Error Bounds for the Network Scale-Up Method
Sergio Díaz-Aranda, Juan Marcos Ramírez, Mohit Daga, Jaya Prakash Champati, José Aguilar, Rosa Elvira Lillo, Antonio Fernández Anta
TL;DR
This work addresses the reliability of Network Scale-Up Method (NSUM) estimates for hidden sub-populations by deriving theoretical error bounds for its main estimators, MoR and RoS. It demonstrates a worst-case adversarial lower bound of $\Omega(\sqrt{n})$ on NSUM error and provides probabilistic upper bounds in random networks, showing that a logarithmic sample size $m=O(\log n)$ can achieve a $(1+\epsilon)$-accurate prevalence with high probability.

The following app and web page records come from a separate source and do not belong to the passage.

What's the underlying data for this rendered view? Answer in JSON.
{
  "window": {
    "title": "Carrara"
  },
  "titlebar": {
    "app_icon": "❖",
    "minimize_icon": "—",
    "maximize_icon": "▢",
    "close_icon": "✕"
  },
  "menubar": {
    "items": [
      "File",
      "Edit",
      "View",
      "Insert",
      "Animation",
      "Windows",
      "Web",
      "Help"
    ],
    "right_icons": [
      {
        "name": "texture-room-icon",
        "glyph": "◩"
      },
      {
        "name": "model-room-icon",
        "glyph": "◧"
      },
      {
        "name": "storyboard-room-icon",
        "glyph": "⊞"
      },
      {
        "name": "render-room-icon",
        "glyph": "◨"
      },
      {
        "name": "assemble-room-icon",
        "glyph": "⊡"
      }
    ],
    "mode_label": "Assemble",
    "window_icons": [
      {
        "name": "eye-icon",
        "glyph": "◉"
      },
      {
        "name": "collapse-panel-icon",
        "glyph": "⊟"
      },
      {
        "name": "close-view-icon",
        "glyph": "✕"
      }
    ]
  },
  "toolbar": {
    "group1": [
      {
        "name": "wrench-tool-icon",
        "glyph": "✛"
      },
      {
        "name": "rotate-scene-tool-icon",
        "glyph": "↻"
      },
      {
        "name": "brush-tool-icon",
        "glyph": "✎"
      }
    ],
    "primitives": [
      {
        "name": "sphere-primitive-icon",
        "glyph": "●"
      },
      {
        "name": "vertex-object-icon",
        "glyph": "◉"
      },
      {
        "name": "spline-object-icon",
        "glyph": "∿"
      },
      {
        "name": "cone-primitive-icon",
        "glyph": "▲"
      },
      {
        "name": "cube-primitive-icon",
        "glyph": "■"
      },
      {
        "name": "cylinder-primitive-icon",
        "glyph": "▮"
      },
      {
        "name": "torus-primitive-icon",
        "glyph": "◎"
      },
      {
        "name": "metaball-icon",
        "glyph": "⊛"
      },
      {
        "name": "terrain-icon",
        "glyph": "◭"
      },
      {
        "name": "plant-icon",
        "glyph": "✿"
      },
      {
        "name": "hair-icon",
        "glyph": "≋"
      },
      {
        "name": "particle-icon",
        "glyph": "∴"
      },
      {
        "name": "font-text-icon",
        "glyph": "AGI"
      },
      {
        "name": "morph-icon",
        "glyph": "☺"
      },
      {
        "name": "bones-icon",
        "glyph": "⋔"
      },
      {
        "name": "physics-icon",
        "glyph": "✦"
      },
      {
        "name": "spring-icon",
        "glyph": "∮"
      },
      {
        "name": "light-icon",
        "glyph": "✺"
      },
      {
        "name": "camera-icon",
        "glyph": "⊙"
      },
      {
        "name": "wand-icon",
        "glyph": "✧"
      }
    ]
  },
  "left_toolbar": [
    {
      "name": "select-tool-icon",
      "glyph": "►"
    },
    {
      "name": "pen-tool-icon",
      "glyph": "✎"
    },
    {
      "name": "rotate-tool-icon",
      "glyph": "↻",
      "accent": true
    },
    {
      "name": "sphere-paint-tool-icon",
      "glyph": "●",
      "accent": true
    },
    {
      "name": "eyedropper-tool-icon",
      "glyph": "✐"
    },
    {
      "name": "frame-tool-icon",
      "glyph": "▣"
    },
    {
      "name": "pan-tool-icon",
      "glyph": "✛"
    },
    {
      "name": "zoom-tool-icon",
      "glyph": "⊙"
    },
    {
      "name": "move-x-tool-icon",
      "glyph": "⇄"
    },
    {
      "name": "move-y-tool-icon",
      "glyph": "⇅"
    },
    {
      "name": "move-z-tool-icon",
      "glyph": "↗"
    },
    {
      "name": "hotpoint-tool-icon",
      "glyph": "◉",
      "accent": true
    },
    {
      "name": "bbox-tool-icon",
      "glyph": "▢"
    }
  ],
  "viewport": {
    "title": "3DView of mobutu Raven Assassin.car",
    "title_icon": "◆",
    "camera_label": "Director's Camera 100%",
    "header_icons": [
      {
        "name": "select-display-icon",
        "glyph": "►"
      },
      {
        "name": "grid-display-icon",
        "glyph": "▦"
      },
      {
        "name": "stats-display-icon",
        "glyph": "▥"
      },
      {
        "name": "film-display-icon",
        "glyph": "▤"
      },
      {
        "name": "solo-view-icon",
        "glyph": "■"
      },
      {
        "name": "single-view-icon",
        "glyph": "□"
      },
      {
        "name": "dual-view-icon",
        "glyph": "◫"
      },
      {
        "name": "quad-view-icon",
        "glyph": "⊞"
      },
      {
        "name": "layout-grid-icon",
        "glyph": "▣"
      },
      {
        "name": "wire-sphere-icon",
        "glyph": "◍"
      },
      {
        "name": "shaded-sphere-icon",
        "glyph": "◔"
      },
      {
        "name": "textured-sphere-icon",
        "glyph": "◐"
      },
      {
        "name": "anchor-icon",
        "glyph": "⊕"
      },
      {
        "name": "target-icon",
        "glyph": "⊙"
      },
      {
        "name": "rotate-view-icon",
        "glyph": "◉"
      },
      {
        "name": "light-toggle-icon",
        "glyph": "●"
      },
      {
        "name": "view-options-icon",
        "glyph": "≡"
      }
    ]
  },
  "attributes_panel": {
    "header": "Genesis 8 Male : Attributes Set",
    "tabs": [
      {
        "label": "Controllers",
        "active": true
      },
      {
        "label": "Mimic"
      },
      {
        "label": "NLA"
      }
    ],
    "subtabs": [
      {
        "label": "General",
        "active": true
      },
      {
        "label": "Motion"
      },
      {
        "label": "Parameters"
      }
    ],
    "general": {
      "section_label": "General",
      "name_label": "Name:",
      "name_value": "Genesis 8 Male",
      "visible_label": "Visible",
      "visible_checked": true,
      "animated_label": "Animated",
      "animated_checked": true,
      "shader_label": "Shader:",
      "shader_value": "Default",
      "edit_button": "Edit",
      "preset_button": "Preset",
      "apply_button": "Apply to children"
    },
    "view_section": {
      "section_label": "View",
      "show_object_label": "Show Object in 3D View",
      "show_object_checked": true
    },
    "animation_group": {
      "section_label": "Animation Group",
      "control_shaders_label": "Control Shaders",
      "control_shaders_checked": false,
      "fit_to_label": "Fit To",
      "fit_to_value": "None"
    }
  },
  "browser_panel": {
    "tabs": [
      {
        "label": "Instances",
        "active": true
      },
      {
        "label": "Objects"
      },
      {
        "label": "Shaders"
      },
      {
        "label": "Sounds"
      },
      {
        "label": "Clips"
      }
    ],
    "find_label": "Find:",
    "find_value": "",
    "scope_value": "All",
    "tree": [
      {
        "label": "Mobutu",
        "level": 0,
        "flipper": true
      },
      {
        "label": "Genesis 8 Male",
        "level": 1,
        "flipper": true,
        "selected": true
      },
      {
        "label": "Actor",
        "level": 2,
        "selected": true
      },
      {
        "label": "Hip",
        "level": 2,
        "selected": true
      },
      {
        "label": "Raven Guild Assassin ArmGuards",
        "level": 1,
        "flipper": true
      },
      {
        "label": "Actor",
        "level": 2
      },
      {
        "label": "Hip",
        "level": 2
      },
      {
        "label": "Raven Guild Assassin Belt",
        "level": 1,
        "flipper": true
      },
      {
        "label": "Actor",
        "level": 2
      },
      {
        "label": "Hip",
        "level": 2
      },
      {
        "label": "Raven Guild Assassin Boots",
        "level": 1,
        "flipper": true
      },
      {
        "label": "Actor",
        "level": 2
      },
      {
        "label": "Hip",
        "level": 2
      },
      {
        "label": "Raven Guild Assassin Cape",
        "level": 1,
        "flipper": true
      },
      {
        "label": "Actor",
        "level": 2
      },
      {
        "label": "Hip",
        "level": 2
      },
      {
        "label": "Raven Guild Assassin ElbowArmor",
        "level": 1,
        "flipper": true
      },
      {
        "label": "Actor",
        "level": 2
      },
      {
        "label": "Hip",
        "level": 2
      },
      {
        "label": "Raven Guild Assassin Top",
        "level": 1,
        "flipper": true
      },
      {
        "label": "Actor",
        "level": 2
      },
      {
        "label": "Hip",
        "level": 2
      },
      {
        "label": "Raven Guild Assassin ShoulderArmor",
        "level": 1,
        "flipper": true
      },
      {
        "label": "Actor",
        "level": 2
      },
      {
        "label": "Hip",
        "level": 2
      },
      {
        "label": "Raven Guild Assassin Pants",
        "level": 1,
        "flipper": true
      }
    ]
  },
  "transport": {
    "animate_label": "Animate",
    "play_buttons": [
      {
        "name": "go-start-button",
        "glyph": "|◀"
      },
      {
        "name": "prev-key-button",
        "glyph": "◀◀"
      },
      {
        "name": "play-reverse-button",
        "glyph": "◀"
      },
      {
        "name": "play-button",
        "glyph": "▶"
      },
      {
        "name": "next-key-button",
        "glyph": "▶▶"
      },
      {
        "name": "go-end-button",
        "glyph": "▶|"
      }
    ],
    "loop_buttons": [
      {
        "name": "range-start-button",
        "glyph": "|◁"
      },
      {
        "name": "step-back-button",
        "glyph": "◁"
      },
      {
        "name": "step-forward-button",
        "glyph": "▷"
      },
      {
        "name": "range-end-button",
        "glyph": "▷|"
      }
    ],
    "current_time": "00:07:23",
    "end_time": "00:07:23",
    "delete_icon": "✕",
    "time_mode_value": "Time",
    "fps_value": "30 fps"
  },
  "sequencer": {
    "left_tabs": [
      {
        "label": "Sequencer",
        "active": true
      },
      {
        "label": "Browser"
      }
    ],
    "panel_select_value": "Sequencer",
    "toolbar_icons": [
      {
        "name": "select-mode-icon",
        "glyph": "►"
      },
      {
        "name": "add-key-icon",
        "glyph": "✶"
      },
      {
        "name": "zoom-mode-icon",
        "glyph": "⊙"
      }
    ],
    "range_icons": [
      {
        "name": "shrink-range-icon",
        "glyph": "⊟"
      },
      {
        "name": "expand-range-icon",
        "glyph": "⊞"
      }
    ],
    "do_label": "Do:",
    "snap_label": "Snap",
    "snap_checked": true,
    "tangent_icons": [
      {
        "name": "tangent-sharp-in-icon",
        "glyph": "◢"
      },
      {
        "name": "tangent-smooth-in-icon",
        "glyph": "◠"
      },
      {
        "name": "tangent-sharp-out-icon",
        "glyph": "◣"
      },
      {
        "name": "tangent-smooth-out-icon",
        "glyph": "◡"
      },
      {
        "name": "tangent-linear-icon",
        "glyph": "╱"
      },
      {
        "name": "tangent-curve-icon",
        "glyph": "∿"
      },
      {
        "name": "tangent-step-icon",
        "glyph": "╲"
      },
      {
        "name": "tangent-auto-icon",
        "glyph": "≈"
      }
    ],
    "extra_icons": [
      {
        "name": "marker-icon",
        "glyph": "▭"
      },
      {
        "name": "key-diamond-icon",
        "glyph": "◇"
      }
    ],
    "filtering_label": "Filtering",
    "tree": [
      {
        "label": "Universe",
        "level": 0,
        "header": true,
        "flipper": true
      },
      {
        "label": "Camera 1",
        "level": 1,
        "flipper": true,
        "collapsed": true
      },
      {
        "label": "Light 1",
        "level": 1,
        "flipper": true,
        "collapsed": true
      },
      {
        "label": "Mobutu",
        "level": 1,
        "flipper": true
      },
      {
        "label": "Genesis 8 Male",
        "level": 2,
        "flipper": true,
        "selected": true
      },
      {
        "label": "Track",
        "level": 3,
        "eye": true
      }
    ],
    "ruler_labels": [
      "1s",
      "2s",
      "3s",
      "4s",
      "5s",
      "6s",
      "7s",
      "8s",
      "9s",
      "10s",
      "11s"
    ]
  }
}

The results specialize to Erdős–Rényi and Scale-Free networks and are validated through extensive simulations on synthetic and real networks, with RoS generally outperforming MoR in terms of tighter bounds. Overall, the paper establishes foundational guarantees for NSUM performance and informs practical sampling requirements for robust hidden-population estimation.
Abstract
Epidemiologists and social scientists have used the Network Scale-Up Method (NSUM) for over thirty years to estimate the size of a hidden sub-population within a social network. This method involves querying a subset of network nodes about the number of their neighbours belonging to the hidden sub-population. In general, NSUM assumes that the social network topology and the hidden sub-population distribution are well-behaved; hence, the NSUM estimate is close to the actual value. However, bounds on NSUM estimation errors have not been analytically proven. This paper provides analytical bounds on the error incurred by the two most popular NSUM estimators. These bounds assume that the queried nodes accurately provide their degree and the number of neighbors belonging to the hidden population. Our key findings are twofold. First, we show that when an adversary designs the network and places the hidden sub-population, then the estimate can be a factor of $Ω(\sqrt{n})$ off from the real value (in a network with $n$ nodes). Second, we also prove error bounds when the underlying network is randomly generated, showing that a small constant factor can be achieved with high probability using samples of logarithmic size $O(\log{n})$. We present improved analytical bounds for Erdos-Renyi and Scale-Free networks. Our theoretical analysis is supported by an extensive set of numerical experiments designed to determine the effect of the sample size on the accuracy of the estimates in both synthetic and real networks.